Starts in September here. One of my favorite bow hunting game. Take them with blunt tips.


----------



## muleskinner2 (Oct 7, 2007)

I haven't eaten squirrel in a long time, but they do make for good target practice for my .44 mag or .45 super.


----------



## GREENCOUNTYPETE (Jul 25, 2006)

9/17 is opener here , no august small game


----------



## JRHill02 (Jun 20, 2020)

We don't make much fuss with squirrel fixin's. Cleaned and skinned, the DW just simmers them with appropriate spices (the DW is a pro with spices) for the use until the meat falls apart and the bones can be pick out with a fork in a minute. Then into a sauce or shell, etc. Easy and Mmmm good and our version of organic! We are doing low carb these days so noodles, my favorite, are out.

Its always squirrel season here. We don't take the western grays as they are protected and, besides, they are beautiful. There's plenty of others.


----------



## Micheal (Jan 28, 2009)

Adirondackian said:


> Starts in September here. One of my favorite bow hunting game. Take them with blunt tips.
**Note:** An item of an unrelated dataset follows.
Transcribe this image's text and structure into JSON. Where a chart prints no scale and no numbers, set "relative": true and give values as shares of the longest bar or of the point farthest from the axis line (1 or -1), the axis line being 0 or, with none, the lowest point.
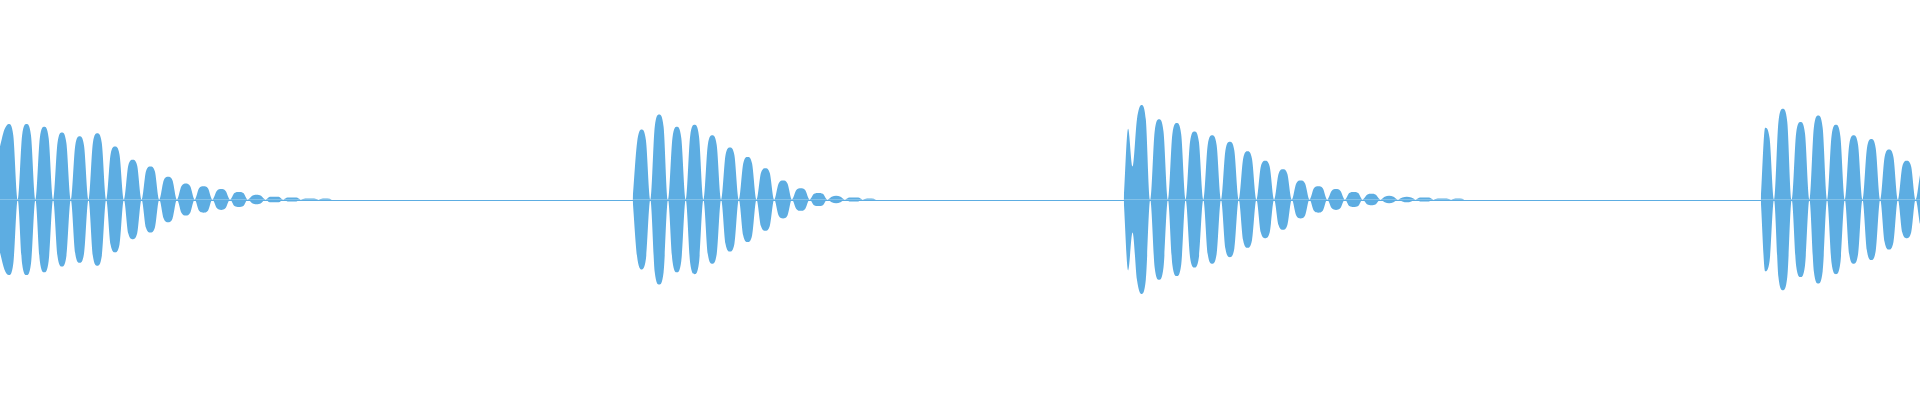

Opening Sept 1 in NY for those who care....... Personally I use a 22, cause using a bow I couldn't hit the barn while standing on the roof....


----------



## Danaus29 (Sep 12, 2005)

Visions of popping a squirrel with a ball bearing fired from a slingshot are playing through my head. While it would be satisfying to get one like that, I don't want to have to run a magnet through the yard to pick up all the ball bearings I would have to use to get my aim perfected.


----------



## Adirondackian (Sep 26, 2021)

Micheal said:


> Opening Sept 1 in NY for those who care....... Personally I use a 22, cause using a bow I couldn't hit the barn while standing on the roof....


Bow is kind of my thing, but chances of me taking more than one or two for the season are still pretty low.


----------



## JRHill02 (Jun 20, 2020)

"Come here often?"


----------